Upon my return, I went to a birthday party. I found out about it last minute and had no present. I thought, Maybe you could bring your guitar and play and sing as a gift. Pre-VP, I would not have considered my guitar playing a worthy offering. But I brought the acoustic and played my little repertoire at the end of the night. The birthday girl and two other friends huddled up outside and listened owl-eyed. It was magic to them.

Confidence

The gift of my three-year MFA experience was humility, for which I’m grateful. But what I seem to have needed at this time, seven years later, was a dose of encouragement. VP brought me courage in so many ways. It wasn’t just being treated like royalty, how instructors carried my bags and staff catered meals to our appetites, how someone brewed a batch of VP18 beer and last year’s class gifted us a bottle of Writers Tears whiskey, shipped from Ireland. It wasn’t only hearing an instructor say, “You’re all very good or you wouldn’t be here.” It was all that and also seeing how much of themselves our instructors put into each lecture, how they wanted to share what they know with us. It was Steven Gould’s surprise that I haven’t yet sold a story to a SFWA-qualifying market, Jim McDonald’s simple query about my workshop piece, “Have you sent this out?”

The message was three-fold: a) We value you. b) You are perfectly capable. c) Erin, get off your ass!

Much as I’ve felt the pressure of c) since earning my MFA, in the absence of a) and b), I’ve struggled. I do hope to reach a point where these affirmations become self-talk, but receiving them at VP shored up my confidence. I am so grateful.

Completion

VP was a well-controlled narrative. I sensed I was in good hands from the moment I received my acceptance, and, like a reader picking up a well-structured story, I was able to relax into the experience. I had plenty of room to choose my own adventure: will you view bioluminescent jellyfish tonight or read your classmates’ pieces thoroughly? Take a morning walk to Methodist Munchkinland or offer a yoga class? But there was also enough group activity, professional and social, that I got a chance to imbibe a concentrated dose of knowledge and get know some of my peers. In five and a half days I received two one-on-one critiques and one group critique of my fairy tale. I participated in multiple peer workshops, absorbed something like fifteen lectures and colloquia, played one game of Things, and completed a rough draft of a new story. Somehow I had all these experiences and retained a little time to myself. I don’t quite know how this could have happened except through excellent design.

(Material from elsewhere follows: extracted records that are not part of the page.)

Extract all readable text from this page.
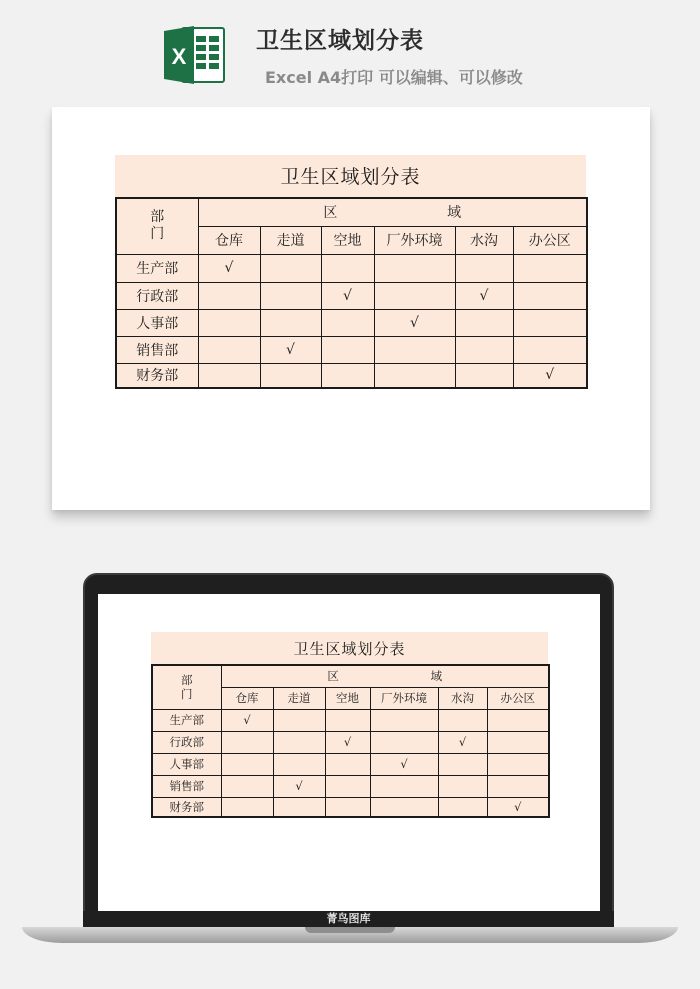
X
卫生区域划分表
Excel A4打印 可以编辑、可以修改
卫生区域划分表
部
门	区 域					

	仓库	走道	空地	厂外环境	水沟	办公区
生产部	√					
行政部			√		√	
人事部				√		
销售部		√				
财务部						√
卫生区域划分表
部
门	区 域					

	仓库	走道	空地	厂外环境	水沟	办公区
生产部	√					
行政部			√		√	
人事部				√		
销售部		√				
财务部						√
菁鸟图库
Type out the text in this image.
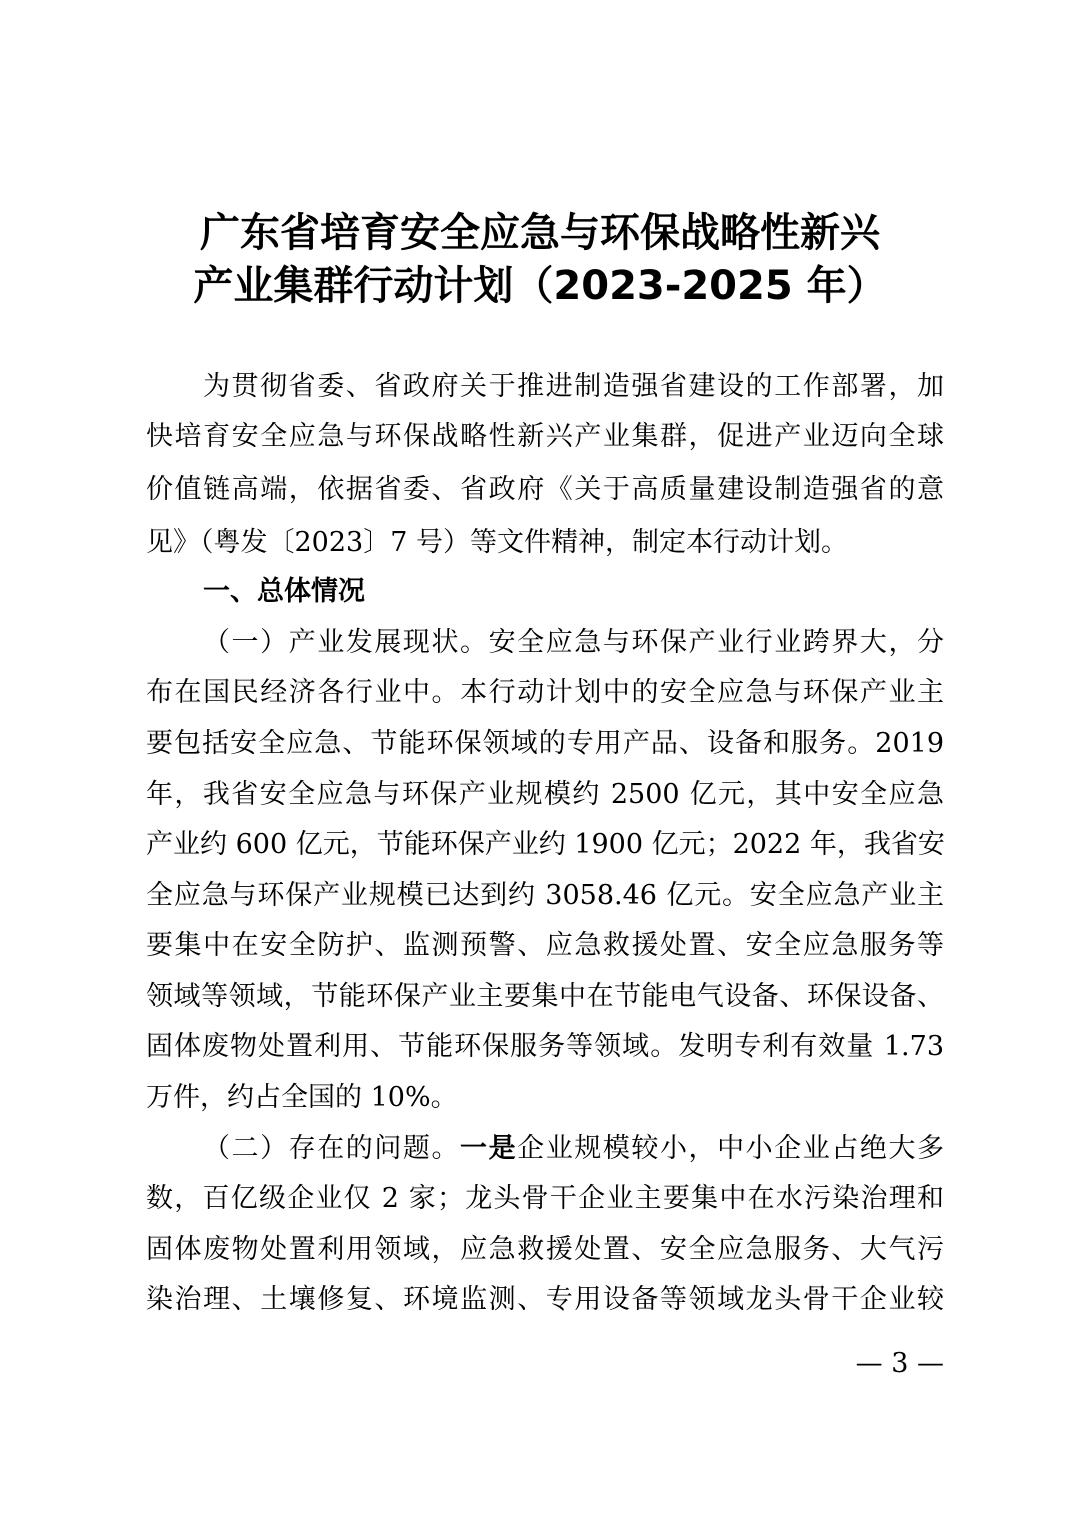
广东省培育安全应急与环保战略性新兴
产业集群行动计划（2023-2025 年）
为贯彻省委、省政府关于推进制造强省建设的工作部署，加
快培育安全应急与环保战略性新兴产业集群，促进产业迈向全球
价值链高端，依据省委、省政府《关于高质量建设制造强省的意
见》（粤发〔2023〕7 号）等文件精神，制定本行动计划。
一、总体情况
（一）产业发展现状。安全应急与环保产业行业跨界大，分
布在国民经济各行业中。本行动计划中的安全应急与环保产业主
要包括安全应急、节能环保领域的专用产品、设备和服务。2019
年，我省安全应急与环保产业规模约 2500 亿元，其中安全应急
产业约 600 亿元，节能环保产业约 1900 亿元；2022 年，我省安
全应急与环保产业规模已达到约 3058.46 亿元。安全应急产业主
要集中在安全防护、监测预警、应急救援处置、安全应急服务等
领域等领域，节能环保产业主要集中在节能电气设备、环保设备、
固体废物处置利用、节能环保服务等领域。发明专利有效量 1.73
万件，约占全国的 10%。
（二）存在的问题。一是企业规模较小，中小企业占绝大多
数，百亿级企业仅 2 家；龙头骨干企业主要集中在水污染治理和
固体废物处置利用领域，应急救援处置、安全应急服务、大气污
染治理、土壤修复、环境监测、专用设备等领域龙头骨干企业较
— 3 —
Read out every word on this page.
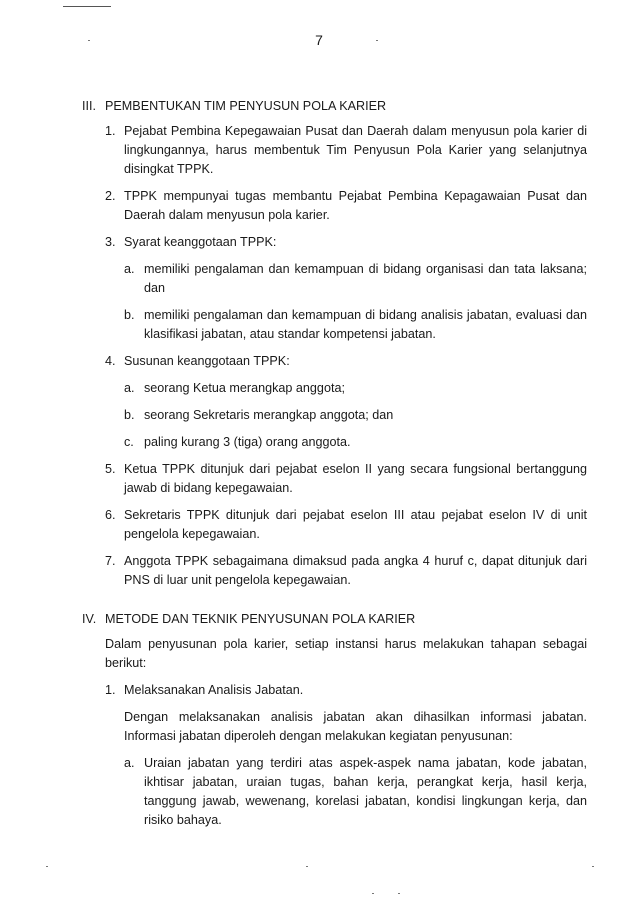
7
III. PEMBENTUKAN TIM PENYUSUN POLA KARIER
1. Pejabat Pembina Kepegawaian Pusat dan Daerah dalam menyusun pola karier di lingkungannya, harus membentuk Tim Penyusun Pola Karier yang selanjutnya disingkat TPPK.
2. TPPK mempunyai tugas membantu Pejabat Pembina Kepagawaian Pusat dan Daerah dalam menyusun pola karier.
3. Syarat keanggotaan TPPK:
a. memiliki pengalaman dan kemampuan di bidang organisasi dan tata laksana; dan
b. memiliki pengalaman dan kemampuan di bidang analisis jabatan, evaluasi dan klasifikasi jabatan, atau standar kompetensi jabatan.
4. Susunan keanggotaan TPPK:
a. seorang Ketua merangkap anggota;
b. seorang Sekretaris merangkap anggota; dan
c. paling kurang 3 (tiga) orang anggota.
5. Ketua TPPK ditunjuk dari pejabat eselon II yang secara fungsional bertanggung jawab di bidang kepegawaian.
6. Sekretaris TPPK ditunjuk dari pejabat eselon III atau pejabat eselon IV di unit pengelola kepegawaian.
7. Anggota TPPK sebagaimana dimaksud pada angka 4 huruf c, dapat ditunjuk dari PNS di luar unit pengelola kepegawaian.
IV. METODE DAN TEKNIK PENYUSUNAN POLA KARIER
Dalam penyusunan pola karier, setiap instansi harus melakukan tahapan sebagai berikut:
1. Melaksanakan Analisis Jabatan.
Dengan melaksanakan analisis jabatan akan dihasilkan informasi jabatan. Informasi jabatan diperoleh dengan melakukan kegiatan penyusunan:
a. Uraian jabatan yang terdiri atas aspek-aspek nama jabatan, kode jabatan, ikhtisar jabatan, uraian tugas, bahan kerja, perangkat kerja, hasil kerja, tanggung jawab, wewenang, korelasi jabatan, kondisi lingkungan kerja, dan risiko bahaya.
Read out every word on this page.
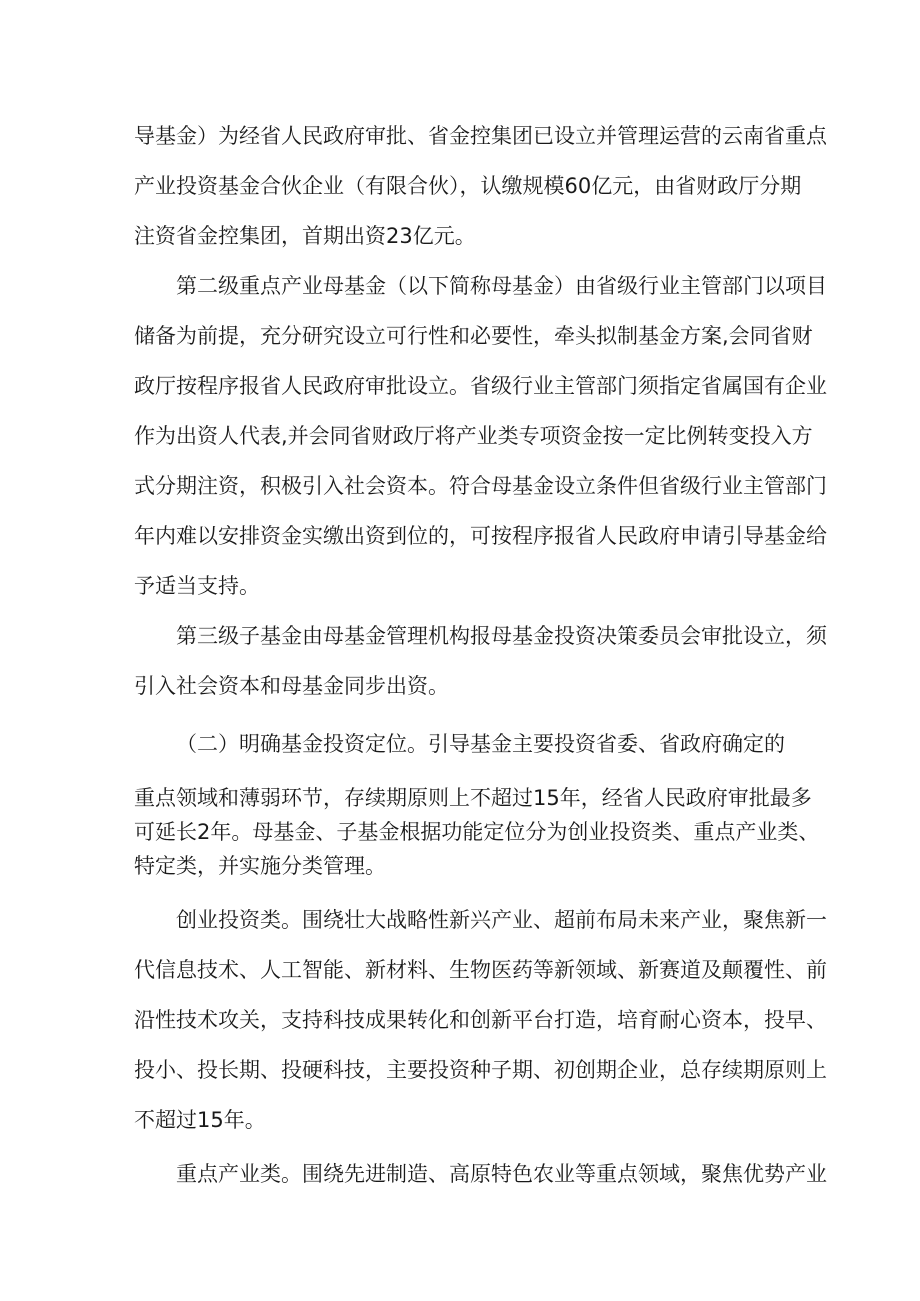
导基金）为经省人民政府审批、省金控集团已设立并管理运营的云南省重点
产业投资基金合伙企业（有限合伙），认缴规模60亿元，由省财政厅分期
注资省金控集团，首期出资23亿元。
第二级重点产业母基金（以下简称母基金）由省级行业主管部门以项目
储备为前提，充分研究设立可行性和必要性，牵头拟制基金方案,会同省财
政厅按程序报省人民政府审批设立。省级行业主管部门须指定省属国有企业
作为出资人代表,并会同省财政厅将产业类专项资金按一定比例转变投入方
式分期注资，积极引入社会资本。符合母基金设立条件但省级行业主管部门
年内难以安排资金实缴出资到位的，可按程序报省人民政府申请引导基金给
予适当支持。
第三级子基金由母基金管理机构报母基金投资决策委员会审批设立，须
引入社会资本和母基金同步出资。
（二）明确基金投资定位。引导基金主要投资省委、省政府确定的
重点领域和薄弱环节，存续期原则上不超过15年，经省人民政府审批最多
可延长2年。母基金、子基金根据功能定位分为创业投资类、重点产业类、
特定类，并实施分类管理。
创业投资类。围绕壮大战略性新兴产业、超前布局未来产业，聚焦新一
代信息技术、人工智能、新材料、生物医药等新领域、新赛道及颠覆性、前
沿性技术攻关，支持科技成果转化和创新平台打造，培育耐心资本，投早、
投小、投长期、投硬科技，主要投资种子期、初创期企业，总存续期原则上
不超过15年。
重点产业类。围绕先进制造、高原特色农业等重点领域，聚焦优势产业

Perhaps the best part of VP’s deep structure was the vow we took at the end of the workshop to send out our new pieces within one month of leaving Martha’s Vineyard. I have long been a snail with my writing, tinkering over stories for months and years. I tell myself a story needs more time in the drawer; it’s not ready yet; I need to make rent or update my website or clean my house or whatever activity feels most procrastinacious at the time. I found the challenge of finishing a piece in one month exhilarating, since it addressed my core problem of delaying completion. I owed it to myself and my fellow VPers to keep that vow. And okay, to be honest, I was several days late getting my story out. But I did finish a solid draft and submit it to a great market within about thirty days of leaving the island. This kind of timeline is unprecedented in my writing career. Meeting this kind of timeline makes me think I might actually be able to sustain a writing career.

I am now a racing snail.


[Image of Racing Snail (from Neverending Story)]






This Thanksgiving, my circle of family, friends, and colleagues has expanded to include a new tribe. Thank you, my fellow VPers. May we all continue to write and send forth our work, “until Hell won’t have it.”